The audience of 17,000 joined in with Ford, applauding and calling for Reagan, some chanting "We want Ron!" and others motioning with their arms. It was erroneously reported in a recent book, "The President's Club," by Nancy Gibbs and Michael Duffy, that Reagan favorite Lyn Nofziger was there that night, advising "Ron" not to respond to Ford's entreaty. Nofziger had told this author that in fact, he hadn't even gone to the arena that night, so angry was he over Reagan's loss the evening before.
What convinced Reagan to go to the rostrum -- albeit reluctantly -- was not the urgent pleading of Ford, Ford's aides or any of his own staff, but the thought of disappointing the Republican faithful. That Reagan could not abide.
Reagan arrived onstage, and Ford warmly introduced his loathed opponent (politics is indeed the art of the possible) and asked him to make a few remarks. Frankly, the Ford people were hoping Reagan would choke.
John F. Kennedy often used the phrase "grace under pressure," and if anyone ever embodied that term, it was Reagan the night of Aug. 19, 1976. Before a packed Kemper Arena and millions of Americans watching on ABC, NBC and CBS or listening on the radio, Reagan delivered one of his finest addresses and certainly his greatest extemporaneous speech.
His remarks were short, but they were not those of a defeated man. Reagan spoke of the future, of freedom, of communist tyranny, of hope, and of war and peace. He talked about the platform, that it was "a banner of bold unmistakable colors with no pastel shades."
He knew about politics and coalitions, as he directed his comments not just to the Republicans in the hall, but also to "all those millions of Democrats and independents who I know are looking for a cause around which to rally."
He effectively used an anecdote about writing a letter for a time capsule, to make his points to a still, hushed audience. "Let your own minds turn to that task. You're going to write for people a hundred years from now who know all about us.
"And suddenly, it dawned on me, those who would read this letter a hundred years from now will know whether those missiles were fired. They will know whether we met our challenge. Whether they have the freedom that we have known up until now will depend on what we do here. Will they look back with appreciation and say, thank God for those people in 1976 who headed off that loss of freedom, who kept us now and a hundred years later free, who kept our world from nuclear destruction? And if we fail, they probably won't get to read the letter at all because it spoke of individual freedom, and they won't be allowed to talk of that or read of it."
"This is our challenge."
Thousands wept at Reagan's moving and all-too-human remarks.

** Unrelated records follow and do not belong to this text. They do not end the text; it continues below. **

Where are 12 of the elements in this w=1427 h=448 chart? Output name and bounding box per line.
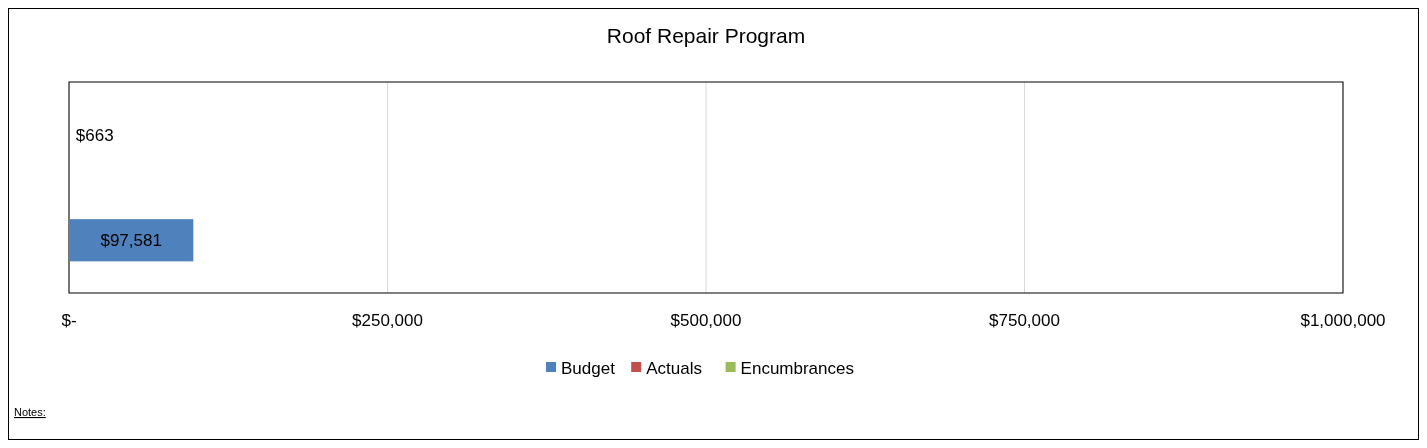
x-tick-label: $250,000 <box>352 311 423 330</box>
chart-title: Roof Repair Program <box>606 24 806 47</box>
legend-label: Encumbrances <box>740 358 854 378</box>
data-label: $663 <box>75 125 114 145</box>
data-label: $97,581 <box>100 231 162 251</box>
legend-label: Budget <box>561 358 616 378</box>
x-tick-label: $- <box>61 311 77 330</box>
legend-label: Actuals <box>646 358 702 378</box>
x-tick-label: $750,000 <box>989 311 1060 330</box>
text: Notes: <box>14 406 46 418</box>
x-tick-label: $1,000,000 <box>1300 311 1386 330</box>
x-tick-label: $500,000 <box>670 311 742 330</box>
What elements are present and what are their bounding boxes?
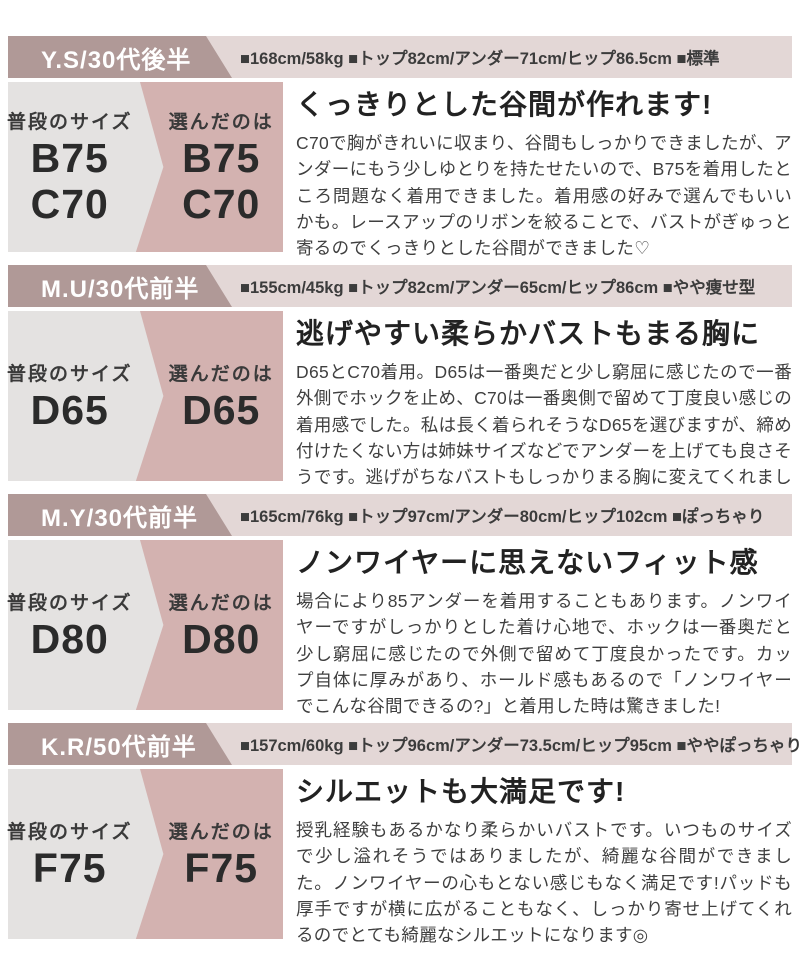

He closed by quoting Douglas Mac-Arthur, a personal hero. Harry Truman was Ford's personal hero. Truman and MacArthur hated each other, which speaks volumes to those who have studied Reagan and Ford's own contretemps.
Mike Deaver was there in Kemper Arena with Reagan. As they marched through the catacombs to the stage, Reagan asked Deaver, "What should I say, Mike?" His close aide replied, "Governor, you'll think of something."
The hall cheered Ronald and Nancy Reagan as they departed the stage, and a Ford supporter from Florida turned to Reagan aide Kenny Klinge and exclaimed, "Oh my God. We've nominated the wrong man."
Absent this speech and Ford's eventual loss, it is questionable whether Reagan would have run in 1980. The response to Reagan in Kemper Arena was astonishing, as everywhere he went afterward, policemen, cleaning women, bell hops, stewardesses and farmers all said, "Governor, you've just got to run again."
Reagan's counsel was more often guided by his fellow countrymen than many of the political consultants around him.
History took a radically course with his election in 1980, all because of Reagan's remarkable impromptu remarks in Kansas City in August 1976.
Craig Shirley is president of Shirley & Banister Public Affairs and author of "Rendezvous With Destiny: Ronald Reagan and the Campaign That Changed America" (ISI Books, 2009).